A Paris, les municipales tournent à « la campagne de caniveau », affirme ce lundi 23 janvier le sénateur PCF Ian Brossat. Difficile de lui donner tort, face aux invectives qui fusent depuis chaque camp, à droite comme à gauche avant le scrutin prévu les 15 et 22 mars 2026.
Dernier scandale en date, Rachida Dati aurait évoqué devant plusieurs interlocuteurs une «conspiration gay» contre elle, un «club des homosexuels» réunissant notamment Pierre-Yves Bournazel, le candidat Horizons, et le patron de Renaissance, Gabriel Attal, et qui chercherait à lui «faire perdre» l’élection, selon le Nouvel Obs.

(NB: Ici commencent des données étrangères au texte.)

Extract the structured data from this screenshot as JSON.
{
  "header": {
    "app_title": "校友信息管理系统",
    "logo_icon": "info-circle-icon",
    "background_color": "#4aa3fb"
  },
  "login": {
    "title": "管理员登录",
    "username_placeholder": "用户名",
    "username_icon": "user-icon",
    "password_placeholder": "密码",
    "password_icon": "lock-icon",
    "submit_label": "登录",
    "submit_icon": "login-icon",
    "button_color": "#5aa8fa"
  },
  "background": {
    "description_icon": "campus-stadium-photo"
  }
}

La ministre candidate de Renaissance et du MoDem à Paris, a beau démentir, ce nouvel épisode pourrait mettre à mal la possibilité d’une alliance entre elle et Pierre-Yves Bournazel au second tour.
La “boîte à merdes”, arme discrète des campagnes électorales
Comment ces indiscrétions sont-elles communiquées à la presse? Souvent, les journalistes sont tuyautés par les équipes des candidats ou des spécialistes des « fuites ».
Conseillers en communication, « officines de la désinformation »… Ces experts sont les premiers à alimenter « la boîte à merdes », confie sous le sceau de l’anonymat un ex-conseiller de Jean Tiberi, l’ancien maire de Paris. « J’ai fait des campagnes où j’étais chef-poubellier. Il faut embaucher quelqu’un qui sait faire les poubelles, explique cette source au Média. C’est une mission qui demande de l’habilité pour obtenir des informations sensibles, donc il faut avoir un réseau de renseignement ultra-performant ».